The data were analysed using a 2x2 ANOVA factorial design, using IBM SPSS Statistics for Windows (Version 19.0. Armonk, NY: IBM Corp). In the case of values which showed significant differences, post hoc analyses were performed.
The rest of the caecotrophs were placed in 1.5 ml tubes which were free of both RNases and DNases and immediately frozen in liquid nitrogen. They were then transported to the Veterinary Microbiology Laboratory of the College of Natural Sciences, Autonomous University of Queretaro, where they were stored at -80°C. DNA was extracted from caecotrophs using Qiagen stool kits with silica and micro pearl columns, according to the manufacturer’s protocol. All caecotrophic and faecal samples (i.e., 16 caecotrophic and 16 faecal samples) were used for sequence analysis.
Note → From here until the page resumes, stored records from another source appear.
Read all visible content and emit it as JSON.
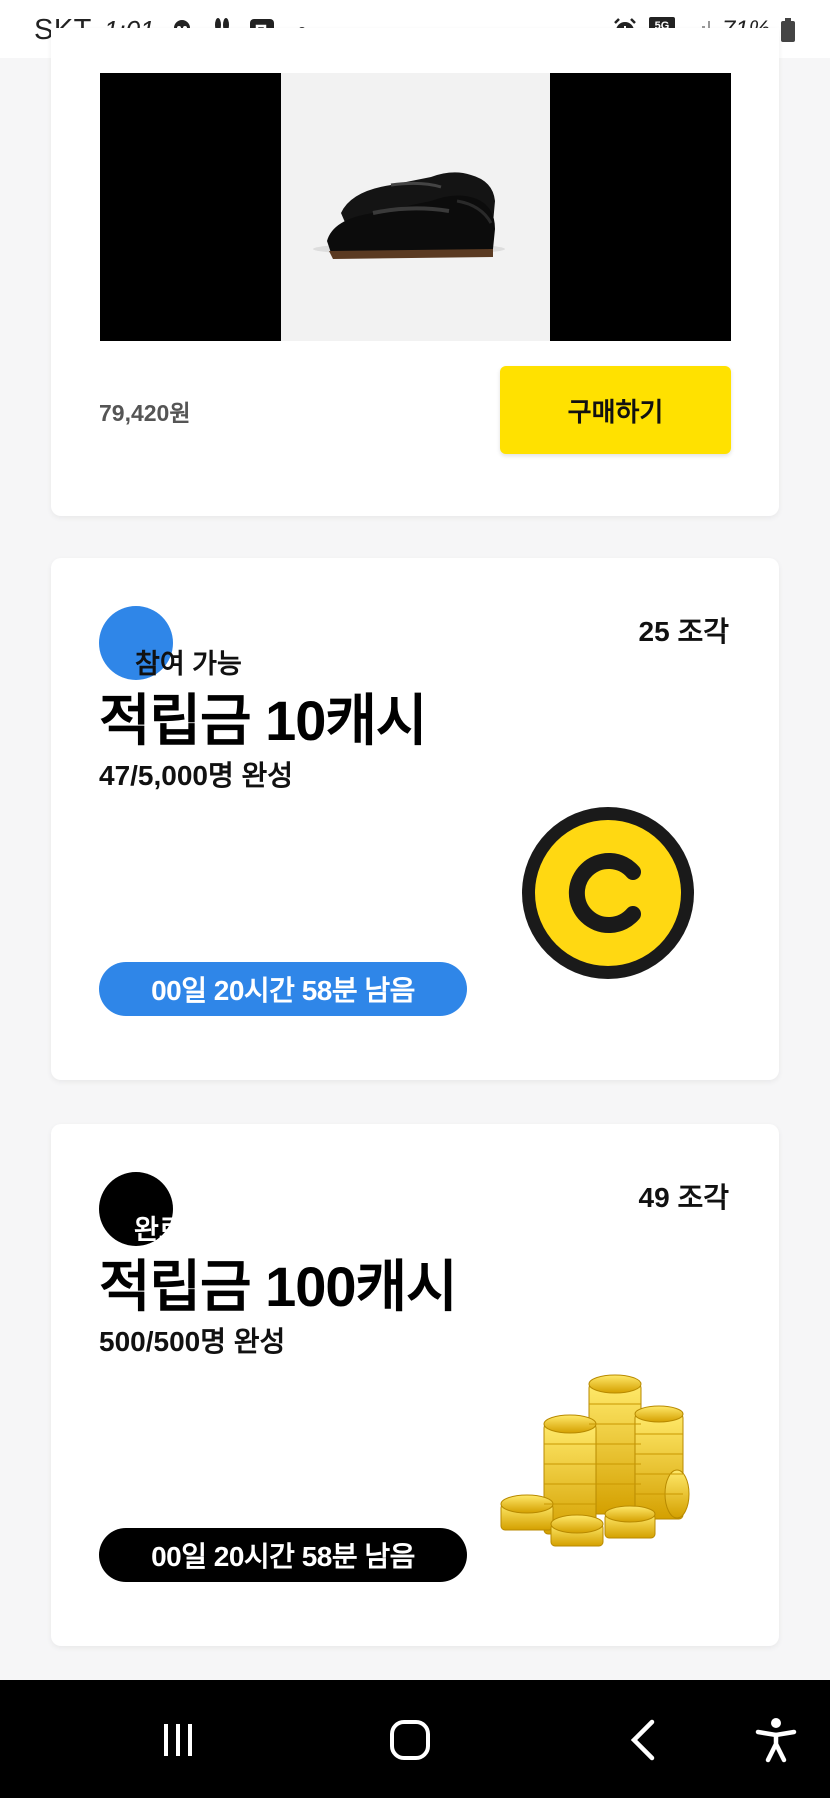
{
  "status_bar": {
    "carrier": "SKT",
    "time": "1:01",
    "network": "5G",
    "battery": "71%"
  },
  "product_card": {
    "price": "79,420원",
    "buy_label": "구매하기",
    "image_icon": "loafer-shoes-image"
  },
  "rewards": [
    {
      "status": "참여 가능",
      "status_color": "#2f86e8",
      "pieces": "25 조각",
      "title": "적립금 10캐시",
      "progress": "47/5,000명 완성",
      "timer": "00일 20시간 58분 남음",
      "timer_color": "#2f86e8",
      "image_icon": "yellow-coin-icon"
    },
    {
      "status": "완료",
      "status_color": "#000000",
      "pieces": "49 조각",
      "title": "적립금 100캐시",
      "progress": "500/500명 완성",
      "timer": "00일 20시간 58분 남음",
      "timer_color": "#000000",
      "image_icon": "gold-coin-stack-image"
    }
  ],
  "colors": {
    "accent_yellow": "#ffe100",
    "accent_blue": "#2f86e8"
  },
  "nav": {
    "recent_icon": "recent-apps-icon",
    "home_icon": "home-icon",
    "back_icon": "back-icon",
    "accessibility_icon": "accessibility-icon"
  }
}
Next generation DNA sequencing of the V3-V4 region of the 16S rRNA gene was performed on an Illumina MiSeq® System by the Sequencing and Identification Unit, National Institute of Genomic Medicine, Mexico City. The sequencing process consisted of amplicon processing, Ampure beads purification, nucleic acid quantification by fluorescence, automated chip electrophoresis and loading onto the Illumina MiSeq system. The library preparation was performed by the bridge method, with the Nextera ™ Flexible DNA Library Prep Kit (Illumina Inc. USA). Sequences were filtered with Trimmomatic [21] to remove low quality reads, followed by removal of the sequencing adapters, leaving reads of ~ 480bp. A further quality inspection was performed with FastQC [22]: involving trimming; filtering; identifying unique sequences; constructing tables of operational taxonomic units; removing chimeric sequences; assigning taxonomic identification; determining abundance and diversity using the R software Project and the specialized library DADA2 [23]. In addition, PERMANOVA was carried out following the methodology described in the manual of the Vegan package [24]. In the case of the analysis of bacterial diversity this was assessed by calculating the Shannon Index, the Simpson Index, the Chao1 Index and the Abundance-based Coverage Estimators (ACE), following the methodology of Oksanen et al. [24]. The data obtained were compared using a 2x2 factorial design ANOVA using IBM SPSS Statistics for Windows (Version 19.0. Armonk, NY: IBM Corp). A rarefaction curve was produced with the rarefy script: Rarefaction Species Richness in Vegan: Community Ecology Package [24].